DOSE LIMITS FOR ADULT WORKERS
- 2,000 millirem (20 mSv) per year averaged over a five-year period - not to exceed
5,000 millirem or 50 mSv in any one year.11
- 15,000 millirem (150 mSv) per year to the lens of the eye.12
- 50,000 millirem (500 mSv) per year to the skin or to any extremities - hands, forearms
or feet, and ankles.11
- The annual effective whole-body dose limit for physicians is 50 mSv.13
Scatter radiation is a major concern for individuals in a fluoroscopy suite. Scatter
can come from any direction and can increase when imaging denser tissues. Since
the main source of scatter radiation is from both the imaging equipment and the
patient, standing as far away as possible from the imaging unit and the patient
will reduce one's exposure. However, as soon as the x-ray switch is disengaged,
x-rays cease to exist in the room and neither the machine nor the patient are sources
of scatter radiation.
PROTECTIVE SHIELDING
There is no law mandating the use of shielding devices commonly used in practice
today (i.e., lead aprons, radiation attenuation gloves, thyroid shields, or protective
eyewear). However, using these devices has become a standard and essential part
of functioning in a fluoroscopic environment, even for individuals receiving less
than 50 mSv per year. Protective apparel is particularly important during mobile
C-arm fluoroscopy or portable radiography since the control console is not positioned
behind fixed protective barriers. When using fixed units, personnel may leave the
room while screening runs are obtained. Because this is not possible with portable
radiography systems, drapes and aprons made of lead-impregnated vinyl are the primary
protective barriers against stray radiation. Well-placed drapes can provide medical
staff some additional protection by reducing radiation scatter.14 "Wrap-around"

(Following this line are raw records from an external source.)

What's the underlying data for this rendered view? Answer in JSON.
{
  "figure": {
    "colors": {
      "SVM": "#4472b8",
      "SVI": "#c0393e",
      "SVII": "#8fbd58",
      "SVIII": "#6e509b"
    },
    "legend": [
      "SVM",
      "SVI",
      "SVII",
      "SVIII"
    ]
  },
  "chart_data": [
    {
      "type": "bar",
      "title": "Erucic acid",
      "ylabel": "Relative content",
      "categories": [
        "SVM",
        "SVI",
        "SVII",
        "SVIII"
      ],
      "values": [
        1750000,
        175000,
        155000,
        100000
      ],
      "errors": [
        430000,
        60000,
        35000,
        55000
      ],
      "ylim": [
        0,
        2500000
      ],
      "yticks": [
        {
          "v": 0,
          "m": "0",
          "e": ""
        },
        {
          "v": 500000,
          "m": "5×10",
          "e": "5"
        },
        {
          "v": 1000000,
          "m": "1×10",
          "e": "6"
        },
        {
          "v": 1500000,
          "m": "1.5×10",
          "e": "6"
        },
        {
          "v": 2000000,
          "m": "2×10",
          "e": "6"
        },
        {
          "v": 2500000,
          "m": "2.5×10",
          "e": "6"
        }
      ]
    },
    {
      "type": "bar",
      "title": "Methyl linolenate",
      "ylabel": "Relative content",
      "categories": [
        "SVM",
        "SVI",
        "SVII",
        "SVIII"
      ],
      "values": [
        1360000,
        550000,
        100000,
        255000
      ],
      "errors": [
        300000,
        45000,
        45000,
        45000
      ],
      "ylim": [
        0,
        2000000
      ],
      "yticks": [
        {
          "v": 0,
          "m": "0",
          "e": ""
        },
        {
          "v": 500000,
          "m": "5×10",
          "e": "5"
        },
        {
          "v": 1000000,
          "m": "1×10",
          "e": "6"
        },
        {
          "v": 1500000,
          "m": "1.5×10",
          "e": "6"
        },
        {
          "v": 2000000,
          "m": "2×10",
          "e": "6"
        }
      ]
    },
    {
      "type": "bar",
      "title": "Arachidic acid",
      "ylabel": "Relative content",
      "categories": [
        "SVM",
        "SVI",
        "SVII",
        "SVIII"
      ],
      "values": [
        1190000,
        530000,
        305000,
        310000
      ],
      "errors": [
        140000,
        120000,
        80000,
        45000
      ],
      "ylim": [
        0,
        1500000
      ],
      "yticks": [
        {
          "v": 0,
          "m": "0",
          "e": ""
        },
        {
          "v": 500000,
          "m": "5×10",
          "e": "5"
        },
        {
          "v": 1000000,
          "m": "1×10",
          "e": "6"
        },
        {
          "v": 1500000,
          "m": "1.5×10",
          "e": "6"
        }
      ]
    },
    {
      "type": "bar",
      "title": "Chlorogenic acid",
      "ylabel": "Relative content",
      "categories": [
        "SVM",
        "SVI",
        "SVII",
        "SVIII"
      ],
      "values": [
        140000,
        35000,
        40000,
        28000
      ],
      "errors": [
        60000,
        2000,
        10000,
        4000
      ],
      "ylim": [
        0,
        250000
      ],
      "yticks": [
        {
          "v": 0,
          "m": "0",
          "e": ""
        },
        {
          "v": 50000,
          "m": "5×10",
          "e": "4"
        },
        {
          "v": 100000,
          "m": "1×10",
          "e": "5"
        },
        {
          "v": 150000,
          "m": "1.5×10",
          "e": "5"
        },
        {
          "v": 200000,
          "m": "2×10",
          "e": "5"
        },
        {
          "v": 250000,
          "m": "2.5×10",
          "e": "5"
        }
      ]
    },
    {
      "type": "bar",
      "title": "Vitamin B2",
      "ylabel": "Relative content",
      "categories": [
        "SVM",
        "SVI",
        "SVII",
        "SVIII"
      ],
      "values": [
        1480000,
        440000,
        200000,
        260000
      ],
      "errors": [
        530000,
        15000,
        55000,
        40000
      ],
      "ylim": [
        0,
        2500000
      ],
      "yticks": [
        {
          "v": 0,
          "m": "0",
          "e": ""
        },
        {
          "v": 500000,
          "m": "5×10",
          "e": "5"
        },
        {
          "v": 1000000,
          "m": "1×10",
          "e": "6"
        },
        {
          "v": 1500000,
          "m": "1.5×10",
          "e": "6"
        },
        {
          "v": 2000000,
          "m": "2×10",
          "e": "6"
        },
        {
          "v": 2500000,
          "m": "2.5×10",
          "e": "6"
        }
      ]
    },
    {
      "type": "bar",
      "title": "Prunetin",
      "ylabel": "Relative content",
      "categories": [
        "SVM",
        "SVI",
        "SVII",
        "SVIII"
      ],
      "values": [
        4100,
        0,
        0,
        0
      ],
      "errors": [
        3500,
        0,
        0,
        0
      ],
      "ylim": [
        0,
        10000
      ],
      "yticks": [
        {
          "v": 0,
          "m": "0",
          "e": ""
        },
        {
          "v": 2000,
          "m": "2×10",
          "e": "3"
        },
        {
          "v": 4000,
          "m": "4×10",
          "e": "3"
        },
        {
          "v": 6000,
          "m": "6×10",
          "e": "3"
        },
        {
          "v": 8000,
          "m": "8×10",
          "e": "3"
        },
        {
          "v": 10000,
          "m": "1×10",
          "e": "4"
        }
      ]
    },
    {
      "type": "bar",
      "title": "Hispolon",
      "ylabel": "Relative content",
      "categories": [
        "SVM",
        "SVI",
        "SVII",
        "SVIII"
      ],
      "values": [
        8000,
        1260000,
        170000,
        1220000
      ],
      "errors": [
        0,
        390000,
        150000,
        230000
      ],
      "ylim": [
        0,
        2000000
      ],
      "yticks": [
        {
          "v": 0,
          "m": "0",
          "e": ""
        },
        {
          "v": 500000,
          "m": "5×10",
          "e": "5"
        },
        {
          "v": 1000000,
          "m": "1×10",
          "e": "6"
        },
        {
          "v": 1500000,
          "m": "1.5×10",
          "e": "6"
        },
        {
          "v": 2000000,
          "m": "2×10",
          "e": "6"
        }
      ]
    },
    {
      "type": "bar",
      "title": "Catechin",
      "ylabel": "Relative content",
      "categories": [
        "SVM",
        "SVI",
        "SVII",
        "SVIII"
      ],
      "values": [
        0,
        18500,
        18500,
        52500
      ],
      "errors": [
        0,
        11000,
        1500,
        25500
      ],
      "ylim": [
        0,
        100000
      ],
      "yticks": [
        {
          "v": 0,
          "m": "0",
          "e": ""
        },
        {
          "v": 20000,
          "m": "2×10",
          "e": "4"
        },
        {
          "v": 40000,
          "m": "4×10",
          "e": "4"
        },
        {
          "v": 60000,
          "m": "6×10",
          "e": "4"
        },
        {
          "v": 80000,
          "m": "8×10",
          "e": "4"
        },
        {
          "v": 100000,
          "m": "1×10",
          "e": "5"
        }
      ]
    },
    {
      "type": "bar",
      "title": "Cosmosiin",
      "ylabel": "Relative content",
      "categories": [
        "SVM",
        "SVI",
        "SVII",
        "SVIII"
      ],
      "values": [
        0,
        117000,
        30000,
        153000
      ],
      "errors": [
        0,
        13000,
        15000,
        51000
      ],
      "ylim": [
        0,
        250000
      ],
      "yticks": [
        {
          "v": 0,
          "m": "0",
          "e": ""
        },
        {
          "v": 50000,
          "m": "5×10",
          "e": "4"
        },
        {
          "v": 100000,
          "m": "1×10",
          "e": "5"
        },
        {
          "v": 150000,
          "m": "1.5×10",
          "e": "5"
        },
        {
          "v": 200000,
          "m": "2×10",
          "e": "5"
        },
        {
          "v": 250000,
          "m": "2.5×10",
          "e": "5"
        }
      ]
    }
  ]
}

lead aprons are useful when there is a great amount of time spent turned away from
the patient for protection of the back of the body. Legs located near the x-ray
tube must be shielded as well.
Thyroid shields are often overlooked but can minimize the possibility of thyroid
cancer.15 These devices enhance protection to the thyroid but can impede
maneuverability. As with other types of optional protection, there is a trade-off
between greater protection and freedom of motion.
Pregnant women may continue to work in fluoroscopic areas, but they should wear
an extra radiation monitor at the level of the abdomen underneath the lead apron.
This serves as a monitor for the dose to the conceptus. Specially designed lead
maternity aprons are also available to provide added protection.